The Water Council also works with companies in Milwaukee and elsewhere to hold its twice annual Tech Challenge, in which entrepreneurs, companies, research labs and others respond to challenge topics issued by leading water technology companies. Its Pilot Program allows innovators to conduct in-field testing for water technologies at Wisconsin demonstration sites, including Milwaukee Metropolitan Sewerage District treatment plants.

Rainwater Harvesting

Water reuse systems can be taken advantage of on both residential and commercial properties. By harvesting rainwater, you can reduce your environmental footprint, lighten the load on our stormwater infrastructure, and show your community that you care about protecting and restoring our natural resources.

The City of Milwaukee created the Commercial Rainwater Harvesting and Reuse Guide to support local water stewards on their projects. The City has also developed Rainwater Collection Guidelines for Milwaukee Residents and Property Owners in partnership with the University of Milwaukee - School of Freshwater Sciences and Reflo - Sustainable Water Solutions.

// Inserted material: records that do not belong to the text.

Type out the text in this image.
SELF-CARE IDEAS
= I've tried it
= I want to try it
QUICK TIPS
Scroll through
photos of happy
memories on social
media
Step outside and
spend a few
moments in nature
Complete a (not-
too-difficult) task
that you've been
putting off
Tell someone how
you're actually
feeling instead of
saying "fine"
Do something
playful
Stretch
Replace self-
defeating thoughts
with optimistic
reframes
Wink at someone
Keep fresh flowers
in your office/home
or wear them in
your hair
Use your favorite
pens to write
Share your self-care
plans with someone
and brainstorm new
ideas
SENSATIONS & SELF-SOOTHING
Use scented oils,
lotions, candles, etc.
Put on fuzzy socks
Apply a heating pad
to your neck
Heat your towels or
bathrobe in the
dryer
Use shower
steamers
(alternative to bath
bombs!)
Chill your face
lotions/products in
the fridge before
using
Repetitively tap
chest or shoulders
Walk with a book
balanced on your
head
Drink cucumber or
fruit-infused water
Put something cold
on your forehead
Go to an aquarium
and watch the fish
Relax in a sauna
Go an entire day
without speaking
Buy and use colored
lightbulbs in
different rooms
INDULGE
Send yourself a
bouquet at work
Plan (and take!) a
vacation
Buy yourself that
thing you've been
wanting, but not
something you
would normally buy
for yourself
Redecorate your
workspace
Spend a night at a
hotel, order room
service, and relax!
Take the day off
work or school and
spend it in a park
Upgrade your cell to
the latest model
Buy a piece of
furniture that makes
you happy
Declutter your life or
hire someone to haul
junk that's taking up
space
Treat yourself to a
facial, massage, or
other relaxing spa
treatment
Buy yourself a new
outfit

Both guides walk audiences through the steps of safely harvesting, storing, and using rainwater. They also identify local, city, and state codes and ordinances related to rainwater harvesting and types of systems available. 

Work to be Done

As Milwaukee seeks to be a global leader in water technology, it needs to ensure that the technologies and practices developed are put to use in Milwaukee. To accomplish this, Milwaukee needs to continue to encourage the growth and development of water technology research and businesses, continuously communicate new water technologies and practices, encourage widespread adoption of water-centric technology, and provide education, funding, and incentives to Milwaukee’s homeowners and businesses for water-centric technologies.